No fue que le llamara, sólo dijo su nombre. Y entonces Juan dijo: Mejor vengo otro rato, cuando estés más tranquila. Entonces Matilda dijo: Estoy tranquila, no vuelvas a venir con esta vez ya cumples, estoy tranquila ahora. Y entonces Juan dijo: Mejor me voy si quieres. Y Matilda dijo: Mejor vete, sí. Y yo dije: Mejor que se quede Juan contigo un rato, así no te quedas sola, que yo en seguida vengo. Y Matilda dijo: Mejor vete, Juan. Y entonces Juan se movió detrás de mí: yo estaba de pie. Y pensé que se iba hacia la puerta, pero dio la vuelta a la cama y se sentó al otro lado, en el borde de la cama. Y dijo Juan: Esto no puede ser Matilda, ¿qué te pasa? Matilda había hecho un esfuerzo para sentarse en la cama, apoyada en las almohadas, y sin soltarme se volvió a Juan: ¿Es que no lo ves?, cualquiera ve lo que me pasa, hasta tú, estoy muriéndome. Estaba consumida, tenía la cara consumida, los brazos, era un esqueleto. Todavía es un esqueleto cuando la veo ahora, y la ayudo a ir de la cama al baño, y volver, o dar unos pasos por la habitación, sujetándola todos los días la veo así. Aquella vez también. Abrió la boca, como una boqueada tenía la boca seca y la saliva pegada a los labios, suspiró y cerró la boca y cerró los ojos. Juan, mirándome a mí, repitió otra vez lo de antes: Mejor, Emilia, vengo mañana cuando esté más tranquila. Y Matilda dijo: Emilia no tiene que ver nada, mejor ahora que mañana. Entonces yo volví a decir: Me voy un rato fuera. Yo lo volví a decir, y además, de verdad quería irme, porque se veía que tenían que hablar, mejor estaban solos. Cuando todo iba bien, si Matilda quería que no estuviera yo, me lo decía sin más. Tú te acuerdas de todo igual que yo, Antonio, lo fácil que era todo con Matilda, y también con Juan, ¿verdad?

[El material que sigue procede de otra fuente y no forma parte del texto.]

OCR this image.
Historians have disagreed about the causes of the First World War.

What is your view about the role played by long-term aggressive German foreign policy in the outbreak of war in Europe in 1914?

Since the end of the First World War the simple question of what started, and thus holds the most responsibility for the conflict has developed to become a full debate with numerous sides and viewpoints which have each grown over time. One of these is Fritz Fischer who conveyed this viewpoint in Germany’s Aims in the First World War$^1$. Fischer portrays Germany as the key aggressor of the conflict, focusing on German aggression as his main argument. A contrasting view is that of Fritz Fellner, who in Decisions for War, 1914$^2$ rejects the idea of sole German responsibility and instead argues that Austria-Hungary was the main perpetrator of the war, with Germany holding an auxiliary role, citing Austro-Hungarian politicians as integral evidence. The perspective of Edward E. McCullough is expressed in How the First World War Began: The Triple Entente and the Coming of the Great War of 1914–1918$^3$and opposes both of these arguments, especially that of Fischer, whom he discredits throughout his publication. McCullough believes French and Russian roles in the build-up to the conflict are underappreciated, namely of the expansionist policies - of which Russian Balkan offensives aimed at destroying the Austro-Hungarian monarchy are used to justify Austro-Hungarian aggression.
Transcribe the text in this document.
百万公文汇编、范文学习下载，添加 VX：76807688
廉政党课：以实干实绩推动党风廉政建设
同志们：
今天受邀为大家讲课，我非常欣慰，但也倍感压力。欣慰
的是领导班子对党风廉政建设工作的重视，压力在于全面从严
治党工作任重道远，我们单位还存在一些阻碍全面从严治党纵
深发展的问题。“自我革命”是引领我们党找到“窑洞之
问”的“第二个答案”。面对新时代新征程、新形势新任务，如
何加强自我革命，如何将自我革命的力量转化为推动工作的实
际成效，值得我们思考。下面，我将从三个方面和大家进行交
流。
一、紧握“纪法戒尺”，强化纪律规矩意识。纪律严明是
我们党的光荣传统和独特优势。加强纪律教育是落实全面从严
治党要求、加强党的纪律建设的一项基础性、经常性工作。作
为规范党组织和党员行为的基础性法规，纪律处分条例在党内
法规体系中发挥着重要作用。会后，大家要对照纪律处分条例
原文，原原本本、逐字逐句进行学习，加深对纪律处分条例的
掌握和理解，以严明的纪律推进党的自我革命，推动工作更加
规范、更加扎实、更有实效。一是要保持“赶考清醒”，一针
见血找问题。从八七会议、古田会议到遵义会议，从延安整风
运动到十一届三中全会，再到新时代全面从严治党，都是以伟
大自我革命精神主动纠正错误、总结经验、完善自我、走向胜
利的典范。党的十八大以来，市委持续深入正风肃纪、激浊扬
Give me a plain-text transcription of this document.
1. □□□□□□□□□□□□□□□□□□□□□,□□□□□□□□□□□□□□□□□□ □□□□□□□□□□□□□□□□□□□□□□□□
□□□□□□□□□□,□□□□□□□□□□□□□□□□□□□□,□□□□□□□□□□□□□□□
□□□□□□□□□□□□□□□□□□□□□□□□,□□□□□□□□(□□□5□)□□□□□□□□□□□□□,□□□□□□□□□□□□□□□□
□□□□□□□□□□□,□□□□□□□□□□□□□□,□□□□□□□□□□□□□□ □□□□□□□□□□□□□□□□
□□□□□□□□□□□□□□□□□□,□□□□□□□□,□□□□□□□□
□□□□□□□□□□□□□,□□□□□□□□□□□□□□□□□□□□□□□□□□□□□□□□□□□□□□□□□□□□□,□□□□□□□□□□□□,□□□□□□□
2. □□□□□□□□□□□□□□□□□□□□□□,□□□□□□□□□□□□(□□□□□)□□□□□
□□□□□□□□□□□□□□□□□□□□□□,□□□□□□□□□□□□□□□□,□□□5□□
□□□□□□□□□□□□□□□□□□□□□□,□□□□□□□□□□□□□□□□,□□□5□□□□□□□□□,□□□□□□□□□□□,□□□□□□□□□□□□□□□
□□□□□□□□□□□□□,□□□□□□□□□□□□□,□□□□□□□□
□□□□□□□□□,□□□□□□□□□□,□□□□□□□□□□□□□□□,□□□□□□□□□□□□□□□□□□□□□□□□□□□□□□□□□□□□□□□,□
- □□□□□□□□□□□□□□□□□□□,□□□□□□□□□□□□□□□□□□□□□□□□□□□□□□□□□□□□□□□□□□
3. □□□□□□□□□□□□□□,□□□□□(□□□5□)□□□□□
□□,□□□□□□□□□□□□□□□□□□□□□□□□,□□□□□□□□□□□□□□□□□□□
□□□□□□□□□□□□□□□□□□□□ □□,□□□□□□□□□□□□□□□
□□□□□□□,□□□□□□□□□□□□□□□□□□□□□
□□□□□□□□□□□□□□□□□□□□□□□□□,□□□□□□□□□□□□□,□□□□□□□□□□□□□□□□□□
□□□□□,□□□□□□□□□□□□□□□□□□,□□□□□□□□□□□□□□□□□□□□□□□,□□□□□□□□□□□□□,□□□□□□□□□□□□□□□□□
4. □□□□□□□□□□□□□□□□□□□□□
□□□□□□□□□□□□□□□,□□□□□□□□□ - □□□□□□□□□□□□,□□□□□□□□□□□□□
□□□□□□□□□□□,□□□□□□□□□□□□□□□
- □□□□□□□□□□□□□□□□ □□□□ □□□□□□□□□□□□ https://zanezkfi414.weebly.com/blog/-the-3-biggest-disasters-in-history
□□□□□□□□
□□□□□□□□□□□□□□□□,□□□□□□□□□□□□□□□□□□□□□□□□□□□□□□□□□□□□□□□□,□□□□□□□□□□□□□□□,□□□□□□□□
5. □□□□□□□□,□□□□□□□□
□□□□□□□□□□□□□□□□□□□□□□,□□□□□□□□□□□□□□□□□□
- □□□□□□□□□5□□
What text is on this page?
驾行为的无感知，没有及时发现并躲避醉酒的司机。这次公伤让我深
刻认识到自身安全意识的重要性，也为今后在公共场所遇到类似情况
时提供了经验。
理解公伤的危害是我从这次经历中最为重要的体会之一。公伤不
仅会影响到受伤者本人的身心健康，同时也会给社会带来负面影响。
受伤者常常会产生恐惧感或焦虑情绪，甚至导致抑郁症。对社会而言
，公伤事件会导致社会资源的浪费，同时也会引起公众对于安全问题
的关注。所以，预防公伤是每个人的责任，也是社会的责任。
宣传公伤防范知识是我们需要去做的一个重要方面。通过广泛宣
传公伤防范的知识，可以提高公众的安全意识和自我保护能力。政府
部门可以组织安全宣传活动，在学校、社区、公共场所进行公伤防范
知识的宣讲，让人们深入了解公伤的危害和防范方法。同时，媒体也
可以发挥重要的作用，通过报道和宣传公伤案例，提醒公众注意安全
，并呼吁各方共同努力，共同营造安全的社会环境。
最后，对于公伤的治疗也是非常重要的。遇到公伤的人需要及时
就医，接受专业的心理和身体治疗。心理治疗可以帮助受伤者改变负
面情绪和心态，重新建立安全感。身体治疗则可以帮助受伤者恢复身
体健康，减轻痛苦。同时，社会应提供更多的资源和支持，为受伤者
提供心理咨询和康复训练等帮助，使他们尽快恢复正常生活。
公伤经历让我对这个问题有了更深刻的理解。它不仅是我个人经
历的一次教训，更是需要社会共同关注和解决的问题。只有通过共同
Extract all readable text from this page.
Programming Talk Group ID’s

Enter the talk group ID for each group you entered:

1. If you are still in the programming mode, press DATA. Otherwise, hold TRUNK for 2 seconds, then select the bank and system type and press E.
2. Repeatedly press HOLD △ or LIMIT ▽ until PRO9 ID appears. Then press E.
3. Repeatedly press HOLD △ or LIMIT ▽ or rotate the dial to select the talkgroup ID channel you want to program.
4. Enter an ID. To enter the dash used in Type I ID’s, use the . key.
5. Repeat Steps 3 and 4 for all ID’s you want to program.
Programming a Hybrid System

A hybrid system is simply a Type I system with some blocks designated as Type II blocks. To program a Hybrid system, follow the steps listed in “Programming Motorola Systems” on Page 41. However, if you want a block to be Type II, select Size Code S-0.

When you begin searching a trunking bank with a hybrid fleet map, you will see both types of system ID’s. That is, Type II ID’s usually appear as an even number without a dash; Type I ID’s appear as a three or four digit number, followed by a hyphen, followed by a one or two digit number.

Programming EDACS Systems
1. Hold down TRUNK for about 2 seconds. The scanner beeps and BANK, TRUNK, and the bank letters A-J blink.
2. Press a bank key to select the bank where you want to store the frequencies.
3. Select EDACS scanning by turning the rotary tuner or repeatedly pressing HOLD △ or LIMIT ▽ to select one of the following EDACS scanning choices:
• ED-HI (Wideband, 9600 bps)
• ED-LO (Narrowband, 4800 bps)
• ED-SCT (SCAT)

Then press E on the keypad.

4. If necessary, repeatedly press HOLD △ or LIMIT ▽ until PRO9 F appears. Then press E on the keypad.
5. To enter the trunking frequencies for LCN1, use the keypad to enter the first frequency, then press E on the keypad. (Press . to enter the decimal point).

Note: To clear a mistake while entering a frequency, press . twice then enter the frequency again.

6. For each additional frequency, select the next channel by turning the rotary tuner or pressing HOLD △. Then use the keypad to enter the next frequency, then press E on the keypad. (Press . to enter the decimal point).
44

—Sí. También con Juan, claro.

Al hacer esta pregunta, Emilia se ha parado en seco. Ha cambiado el tono bajísimo de voz, el susurro con que hasta ahora había contado a Juan todo lo anterior. Y ha recobrado de pronto, por un instante, el tono inquisitivo y firme de la antigua Emilia, el tono de una persona práctica que quiere saber un detalle importante de un asunto, y que lo pregunta claramente. Esto de que Emilia, de pronto, quiera saber con seguridad si las cosas eran fáciles también con Juan, en el pasado, le parece a Antonio una indicación de que Emilia no está segura de que las cosas sean fáciles con Juan ahora. Pero dado que Emilia lleva meses cumpliendo con las actividades de la vida cotidiana casi como una autómata, y como ausente, sorprende a Antonio que ahora quiera confirmar este particular detalle. Emilia ha cerrado los ojos y ha dejado caer la cabeza sobre el hombro de Antonio, como hacen los niños, que se despiertan en mitad de la noche y piden agua o pis, y casi al tiempo que mean o beben, se quedan dormidos en los brazos de sus padres. Vuelve Emilia a abrir los ojos, endereza la cabeza, vuelve a cerrar los ojos. Vuelve a abrir los ojos. Ahora, una vez más, tiene Antonio la impresión de que regresa la Emilia precisa y enérgica que siempre fue, y dice, entrecerrando los ojos:

—Más vale que te quedes, Juan,
dijo Matilda,
y te digo lo que hay. A ti te queda el usufructo de la tercera parte de todo lo que hay, más la libre disposición entera, que es bastante. Lo único que quedaba por hablar es eso, y ya está hablado.

»Y entonces Juan dijo:
Matilda, yo no quiero nada tuyo, ya lo sabes que no.
Y Matilda dijo:
¿Ah, sí? No lo sabía.
Entonces Juan se levantó de la cama y se inclinó sobre Matilda, y extendió la mano derecha sobre Matilda: creí que iba a pegarla.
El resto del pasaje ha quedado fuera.